So, long story short is that I'm selling the broken one. I know that a lot of these DOA cards just have bad soldiering jobs, etc. so I figured someone can make use of it, and I'll be able to recoup some of my money back. I have no idea if the blue one works, but I can include that too. If you have good forum reputation, I'll send first.


----------



## w0dash (May 10, 2015)

Price?


----------



## InfoFront (May 10, 2015)

I was thinking $30 shipped within the US, but I'd consider any reasonable offer.


----------



## jurassicplayer (May 10, 2015)

What if it isn't poor soldering ._.
Then you would be selling a $30 paperweight.


----------



## InfoFront (May 10, 2015)

Alright.
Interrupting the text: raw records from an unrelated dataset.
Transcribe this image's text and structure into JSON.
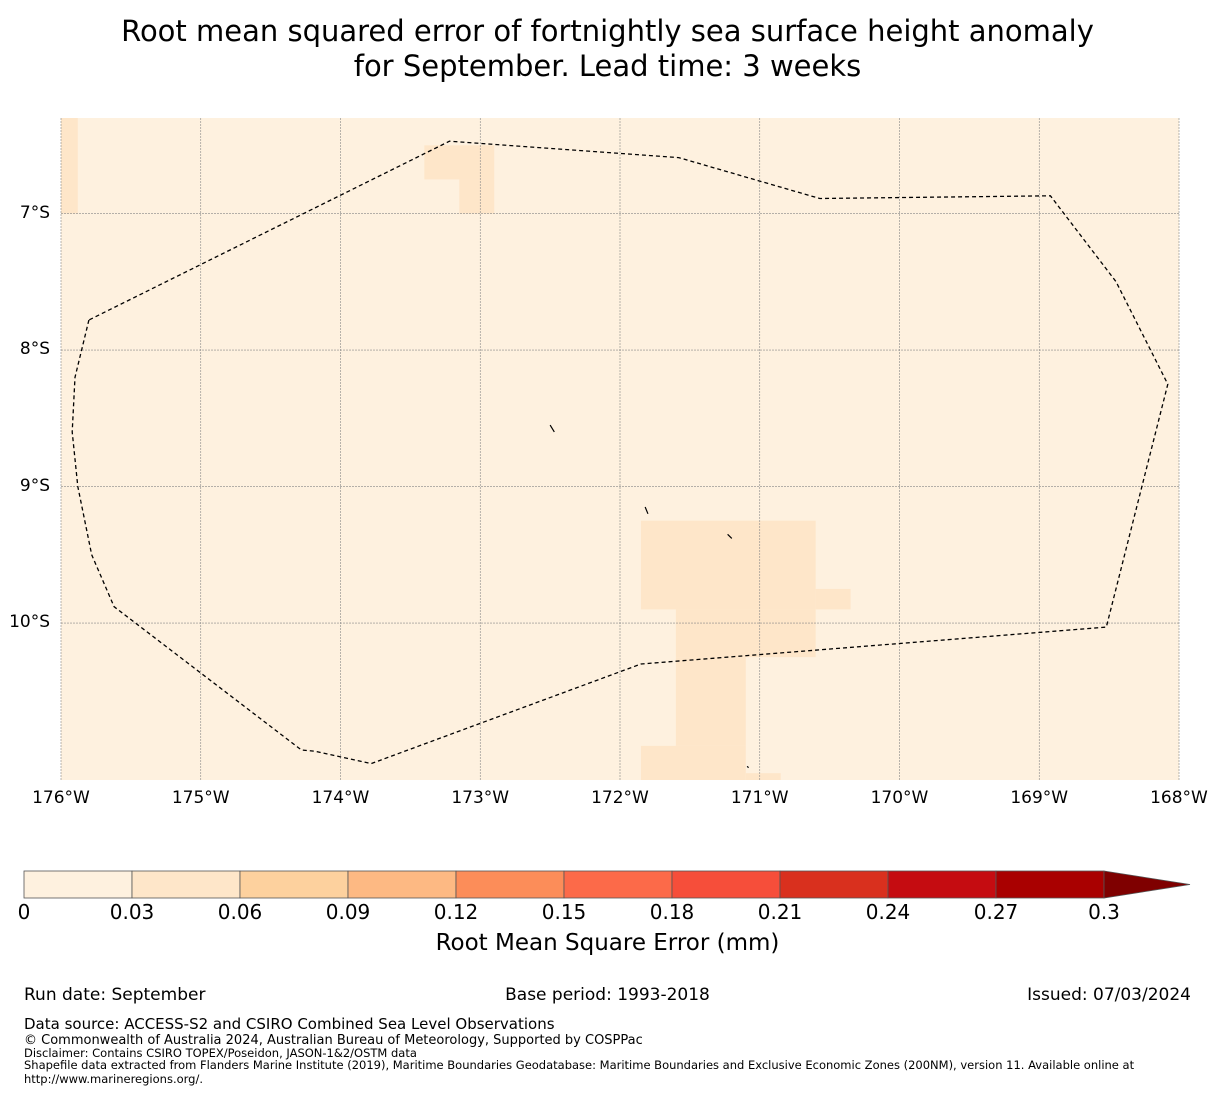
{
  "title": {
    "line1": "Root mean squared error of fortnightly sea surface height anomaly",
    "line2": "for September. Lead time: 3 weeks"
  },
  "map": {
    "lat_labels": [
      "7°S",
      "8°S",
      "9°S",
      "10°S"
    ],
    "lon_labels": [
      "176°W",
      "175°W",
      "174°W",
      "173°W",
      "172°W",
      "171°W",
      "170°W",
      "169°W",
      "168°W"
    ],
    "lat_range": [
      -11.15,
      -6.3
    ],
    "lon_range": [
      -176,
      -168
    ],
    "background_color": "#fef1df",
    "eez_boundary_style": "dashed"
  },
  "chart_data": {
    "type": "heatmap",
    "variable": "Root mean squared error of fortnightly sea surface height anomaly",
    "units": "mm",
    "month": "September",
    "lead_time": "3 weeks",
    "colorbar": {
      "label": "Root Mean Square Error (mm)",
      "ticks": [
        "0",
        "0.03",
        "0.06",
        "0.09",
        "0.12",
        "0.15",
        "0.18",
        "0.21",
        "0.24",
        "0.27",
        "0.3"
      ],
      "bounds": [
        0,
        0.03,
        0.06,
        0.09,
        0.12,
        0.15,
        0.18,
        0.21,
        0.24,
        0.27,
        0.3
      ],
      "colors": [
        "#fef1df",
        "#fee6c9",
        "#fdd19e",
        "#fdb983",
        "#fc8d59",
        "#fc6a49",
        "#f64e3a",
        "#d9301e",
        "#c50c11",
        "#a90000",
        "#7f0000"
      ],
      "extend": "max"
    },
    "cells_0_03_to_0_06": [
      {
        "lon": [
          -173.4,
          -172.9
        ],
        "lat": [
          -6.75,
          -6.5
        ]
      },
      {
        "lon": [
          -173.15,
          -172.9
        ],
        "lat": [
          -7.0,
          -6.75
        ]
      },
      {
        "lon": [
          -171.85,
          -170.6
        ],
        "lat": [
          -9.9,
          -9.25
        ]
      },
      {
        "lon": [
          -170.6,
          -170.35
        ],
        "lat": [
          -9.9,
          -9.75
        ]
      },
      {
        "lon": [
          -171.6,
          -170.6
        ],
        "lat": [
          -10.25,
          -9.9
        ]
      },
      {
        "lon": [
          -171.6,
          -171.1
        ],
        "lat": [
          -10.9,
          -10.25
        ]
      },
      {
        "lon": [
          -171.85,
          -171.1
        ],
        "lat": [
          -11.15,
          -10.9
        ]
      },
      {
        "lon": [
          -171.1,
          -170.85
        ],
        "lat": [
          -11.15,
          -11.1
        ]
      },
      {
        "lon": [
          -176.0,
          -175.88
        ],
        "lat": [
          -7.0,
          -6.3
        ]
      }
    ],
    "eez_boundary": [
      [
        -175.8,
        -7.78
      ],
      [
        -175.9,
        -8.2
      ],
      [
        -175.92,
        -8.6
      ],
      [
        -175.88,
        -9.0
      ],
      [
        -175.78,
        -9.5
      ],
      [
        -175.62,
        -9.88
      ],
      [
        -174.28,
        -10.93
      ],
      [
        -174.18,
        -10.94
      ],
      [
        -173.78,
        -11.03
      ],
      [
        -171.85,
        -10.3
      ],
      [
        -168.52,
        -10.03
      ],
      [
        -168.08,
        -8.25
      ],
      [
        -168.45,
        -7.5
      ],
      [
        -168.92,
        -6.87
      ],
      [
        -170.57,
        -6.89
      ],
      [
        -171.58,
        -6.59
      ],
      [
        -173.22,
        -6.47
      ],
      [
        -175.8,
        -7.78
      ]
    ],
    "islands": [
      {
        "lon": [
          -172.5,
          -172.47
        ],
        "lat": [
          -8.55,
          -8.6
        ]
      },
      {
        "lon": [
          -171.82,
          -171.8
        ],
        "lat": [
          -9.15,
          -9.2
        ]
      },
      {
        "lon": [
          -171.23,
          -171.2
        ],
        "lat": [
          -9.35,
          -9.38
        ]
      },
      {
        "lon": [
          -171.09,
          -171.08
        ],
        "lat": [
          -11.05,
          -11.06
        ]
      }
    ]
  },
  "footer": {
    "run_date": "Run date: September",
    "base_period": "Base period: 1993-2018",
    "issued": "Issued: 07/03/2024",
    "data_source": "Data source: ACCESS-S2 and CSIRO Combined Sea Level Observations",
    "copyright": "© Commonwealth of Australia 2024, Australian Bureau of Meteorology, Supported by COSPPac",
    "disclaimer": "Disclaimer: Contains CSIRO TOPEX/Poseidon, JASON-1&2/OSTM data",
    "shapefile_line1": "Shapefile data extracted from Flanders Marine Institute (2019), Maritime Boundaries Geodatabase: Maritime Boundaries and Exclusive Economic Zones (200NM), version 11. Available online at",
    "shapefile_line2": "http://www.marineregions.org/."
  }
}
Let's say $25 OBO


----------



## Nathan Drake (May 10, 2015)

We have a buy/sell/trade forum for all sales. You need 100 posts to see it.


----------



## Shadow#1 (May 10, 2015)

everyone needs to hit the report tab on first thread and report it so it can be deleted


----------



## DSAndi (May 10, 2015)

Why not send it back and get a working one that you can sell ? If you have a working one now, would be a better choise.


----------



## Sicklyboy (May 11, 2015)

We have a trading forum for this sort of thing, and we restrict forum sales to people with more than 100 posts. Please refrain from attempting to sell things on GBAtemp.net until you reach that point. 

http://gbatemp.net/help/terms


----------